Thank you, my twilight
KICS-1039 / ¥3,000(tax in)
- RAIN BRAIN
- ビスケットハンマー
- バビロン天使の詩
- My Beautiful Sun(Irene)
- Come on, ghost
- ROBOTMAN
- Ritalin 202
- 白い夏と緑の自転車 赤い髪と黒いギター(original egoistic version)
- ウィノナ
- Thank you, my twilight
- Rookie Jet
ふっきれたなっピロウズ!
多分サウンド感だったり、詩の世界観だったりで悩んでいた訳ではないだろうし、一歩一歩確実にステップを踏み大きくなりつづけているだけに、迷いを感じさせたこともない。

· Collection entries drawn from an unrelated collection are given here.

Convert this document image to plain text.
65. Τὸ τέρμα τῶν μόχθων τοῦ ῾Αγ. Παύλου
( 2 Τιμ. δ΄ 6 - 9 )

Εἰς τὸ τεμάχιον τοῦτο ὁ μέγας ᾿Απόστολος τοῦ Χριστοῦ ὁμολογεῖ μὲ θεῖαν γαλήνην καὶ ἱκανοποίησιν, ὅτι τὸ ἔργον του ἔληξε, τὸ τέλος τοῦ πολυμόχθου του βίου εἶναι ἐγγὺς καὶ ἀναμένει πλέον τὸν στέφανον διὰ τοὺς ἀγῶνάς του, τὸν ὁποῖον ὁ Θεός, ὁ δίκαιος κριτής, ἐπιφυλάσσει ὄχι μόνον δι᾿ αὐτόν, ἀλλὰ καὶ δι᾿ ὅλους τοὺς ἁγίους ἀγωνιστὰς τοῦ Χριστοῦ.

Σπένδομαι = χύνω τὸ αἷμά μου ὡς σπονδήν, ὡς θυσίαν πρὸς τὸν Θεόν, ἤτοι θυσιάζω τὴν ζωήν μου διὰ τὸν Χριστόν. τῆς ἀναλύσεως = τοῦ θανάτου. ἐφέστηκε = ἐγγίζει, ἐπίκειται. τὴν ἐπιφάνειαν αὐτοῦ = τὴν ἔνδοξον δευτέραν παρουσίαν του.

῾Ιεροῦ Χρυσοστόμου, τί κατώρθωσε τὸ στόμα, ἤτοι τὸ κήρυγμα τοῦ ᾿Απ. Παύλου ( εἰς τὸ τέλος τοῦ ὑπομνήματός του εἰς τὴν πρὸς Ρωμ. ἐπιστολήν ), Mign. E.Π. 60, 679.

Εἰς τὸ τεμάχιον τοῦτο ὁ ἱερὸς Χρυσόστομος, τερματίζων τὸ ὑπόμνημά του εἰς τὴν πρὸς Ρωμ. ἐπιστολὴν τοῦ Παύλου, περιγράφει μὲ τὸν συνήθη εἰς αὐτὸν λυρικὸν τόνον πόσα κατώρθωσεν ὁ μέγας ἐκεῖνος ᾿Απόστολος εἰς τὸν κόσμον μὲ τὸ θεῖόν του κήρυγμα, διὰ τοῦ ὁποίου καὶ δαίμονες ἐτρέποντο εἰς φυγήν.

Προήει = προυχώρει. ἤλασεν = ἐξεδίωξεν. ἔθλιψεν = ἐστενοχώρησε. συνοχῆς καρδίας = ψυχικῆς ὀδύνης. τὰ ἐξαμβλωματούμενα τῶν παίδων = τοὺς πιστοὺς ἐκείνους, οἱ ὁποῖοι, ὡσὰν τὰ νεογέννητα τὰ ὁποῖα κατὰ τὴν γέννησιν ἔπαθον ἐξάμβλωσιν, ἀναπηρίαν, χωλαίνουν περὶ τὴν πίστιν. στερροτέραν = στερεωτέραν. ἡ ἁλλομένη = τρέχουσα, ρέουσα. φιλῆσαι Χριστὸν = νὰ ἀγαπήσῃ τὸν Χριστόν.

でも今回のアルバムを聴くと、先が無いという意味でも落ち着くという意味でもない“到達感”をすごく感じるサウンドはどこまでも楽しく、つんのめるくらい前進している。
陳腐かもしれないがこれぞ“ポップ“といえるアルバム。異ジャンルへのアプローチや目先の変わった世界観をうたうこともなく、こんなにも新鮮で音楽の楽しさを表現できるのは、彼らの類まれなポップセンスが本物である証拠だろう。
心のジレンマをダイレクトにぶつけ、聴くものに共感と希望を抱かせる詩世界は健在だが、小気味良く、楽しさを前面にだしたサウンド感とは別の到達感には、その詩世界の伝え方、伝わり方の変化もある。
体を揺らしながらアルバムを一曲一曲聴き進める。アルバムのトータル感や、単純に感傷を前面にだす楽曲が無い為か、楽しいとか、悲しいとか、切ないとか、そんな言葉の中間に位置するような“あの時一瞬感じた気持ち”がパッと浮かんでくる。
だから単にセンチメンタルになったりエモーショナルになったりではなく、感情移入ではない自分だけのオリジナルな気持ちが湧き上がるのである。共感が得られないのではない、その先の“だから自分は?”というところまで感じさせる力がこめられているのである。
山中は本来強い人間であると思う。だから自分の弱さや矛盾を堂々と表現するのだと思う。
そんな彼の強い部分、ある意味誤解されていた部分がこのアルバムからははっきり感じ取れる。聴く側に心のステップをもう一歩踏み出させる力、究極のポップアルバムの裏には確かな意思表示がある。
経歴の長いバンドに使われがちな“円熟”なんて言葉はいらない、常に新しくあり続けながら“到達”を感じざるを得ないパワーが今のピロウズにはある。